THE KING

By Donald Barthelme

Edward Burlingame/Harper & Row

158 pp. $16.95

"IT'S THE mind, you know," concludes a love-besotted character in The King, Donald Barthelme's delightful, minimalist version of the Camelot legend. "Enchants perfectly ordinary things like breasts and makes them seem rare and wonderful."

Well, of course, there's a bit more to love than that. Still, the enchantment of the ordinary is a pretty good description of Donald Barthelme's art. Before his death last year (cancer, age 58), Barthelme dazzled readers with his verbal wizardry in more than a hundred stories, as well as three novels. "Margins," "Robert Kennedy Saved From Drowning," "See the Moon?," "Great Days," "The Emerald" -- in all these he made language itself his real subject. By highlighting meaning-free social chat and fashionable catchphrases, he showed up their emptiness and yet invested the patter with an odd poetry. In his prime Barthelme could replicate every kind of hip jargon, from teen slang to New Age newspeak, from yuppie cliches to the latest financial lingo. Not for nothing was he sometimes compared to Andy Warhol. As for all those classic elements of fiction -- plot, action, character development, chronology? Who needs them, said Barthelme. Everything must go. If asked, like Hamlet, "What do you read, my lord?," Barthelme knew that the answer was always "Words, words, words."

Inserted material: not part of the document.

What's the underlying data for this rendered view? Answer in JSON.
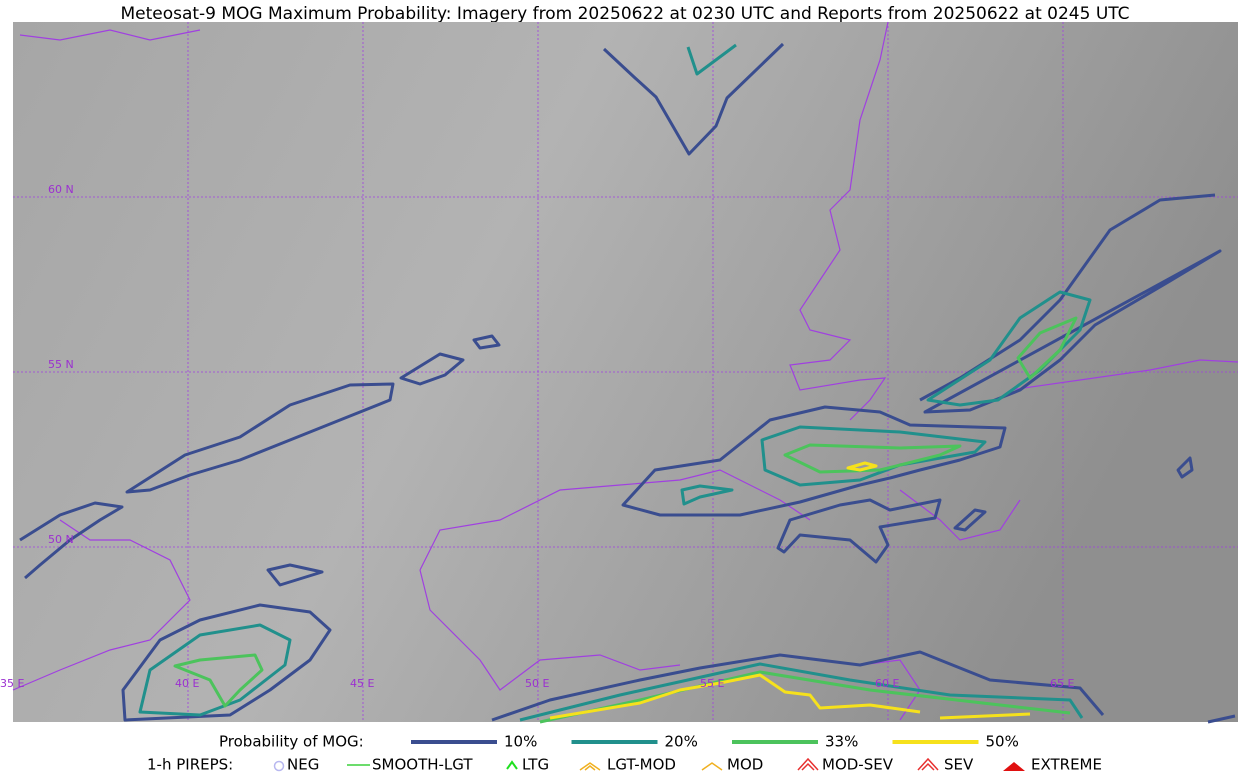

To give the language a loose frame, Barthelme's work typically relies on pastiche, parody and collage. The juxtaposition of the unlikely with the unexpected also charges the writing with a Dadaist humor and an undercurrent of satire: Guilty pleasures. In his first novel, for instance, Barthelme imagined Snow White as a nymphomaniac. He would regularly take figurative language and treat it literally. "They called for more structure then," he says about one story, "so we brought in some big hairy four-by-fours from the back shed and nailed them into place with railroad spikes." His sentences frequently explode like those of humorist S.J. Perelman, but they leave behind a sadness and yearning that might give Samuel Beckett pause. "I have here a clipping datelined Moscow, four young people apprehended strangling a swan. That's boredom."

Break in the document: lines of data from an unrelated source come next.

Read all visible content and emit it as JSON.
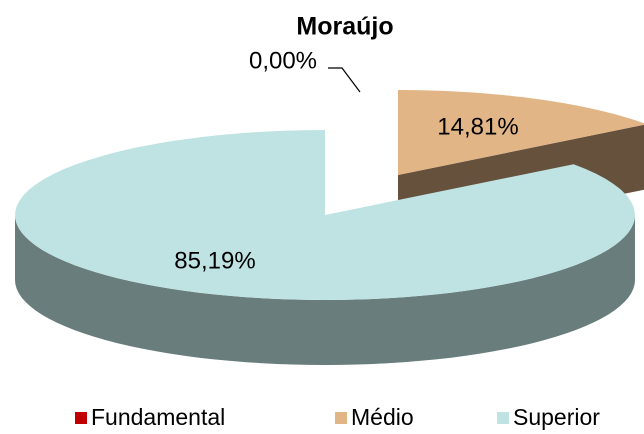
{
  "chart_data": {
    "type": "pie3d",
    "title": "Moraújo",
    "categories": [
      "Fundamental",
      "Médio",
      "Superior"
    ],
    "values": [
      0,
      14.81,
      85.19
    ],
    "value_labels": [
      "0,00%",
      "14,81%",
      "85,19%"
    ],
    "colors": [
      "#c00000",
      "#e2b587",
      "#bfe3e3"
    ],
    "legend": "bottom"
  }
}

It is heartening to say that this, apparently Barthelme's last book, is an absolute charmer, funny, sexy and serene. Barthelme has sometimes been called dull and repetitive (e.g. The Dead Father, otherwise his masterpiece and the perfect fable of post-modern belatedness). But every page sparkles in The King. Even the book's illustrator, the ubiquitous Barry Moser, displays Barthelmian wit in making his final wood engraving -- of Launcelot's sword and a picnic hamper under an apple tree -- an entirely appropriate homage to Robert Lawson's shady cork tree in The Story of Ferdinand.

The shtick that gives The King its particular spin is this: Barthelme imagines that King Arthur and his court have survived intact up to the Second World War. Queen Guinevere regularly listens to the rumors and ravings of Lord Haw-Haw and Ezra Pound on the radio. Arthur has to deal with railway strikes. The evil Mordred has "distinguished himself thus far by his skill in speculation, currency manipulation." The Black Knight is an African, of immense erudition and charm, the Red Knight a Marxist. At one point Launcelot interrupts a joust to buy some cookies from a Girl Guide. The king gets nailed for jury duty. The Grail has been transformed into the atomic bomb.

Much of The King can be read as a play of voices. In his late style Barthelme tended to minimize narrative, and rely almost entirely on spoken dialogue. Listen to the yes-man Sir Kay as he tries to account for Guinevere's rumored affair with Launcelot. "Perhaps it's a sort of pietistic relationship. Launcelot and the queen. Perhaps they read improving works together, go to early mass together, make novenas, things of that nature." Arthur replies, with his usual winning manliness, "Guinevere has no more religion than a cat." There are bon mots throughout: "True dragons are Danish and speak Danish, a tongue the Danes themselves describe as less a language than a throat disease." In the modern world, says Arthur, "Lobsters are the only thing most people kill with their own hands."

Unlike most versions of the Arthurian legend (see T.H. White and Thomas Berger, among others), The King does not end unhappily, even though the reign of heroes is fading into the century of the common man: Arthur refuses the ultimate power, Mordred is defeated, love triumphs. Where once Barthelme went in for a hard-edged Pop Art style, prose that moved as though it were on speed, this last book meanders, takes its own very sweet time. It is the master's last fairy tale, and he rounds it off with a sleep full of sweet dreams and peace and quiet breathing.

"Now {Guinevere} enters {Launcelot's} dream in her own person, wearing a gown wrought of gold bezants over white samite and carrying a bottle of fine wine, Pinot Grigio by the look of it!"

"What a matchless dream!"

"Under an apple tree . . ."

Michael Dirda is a writer and editor for Book World.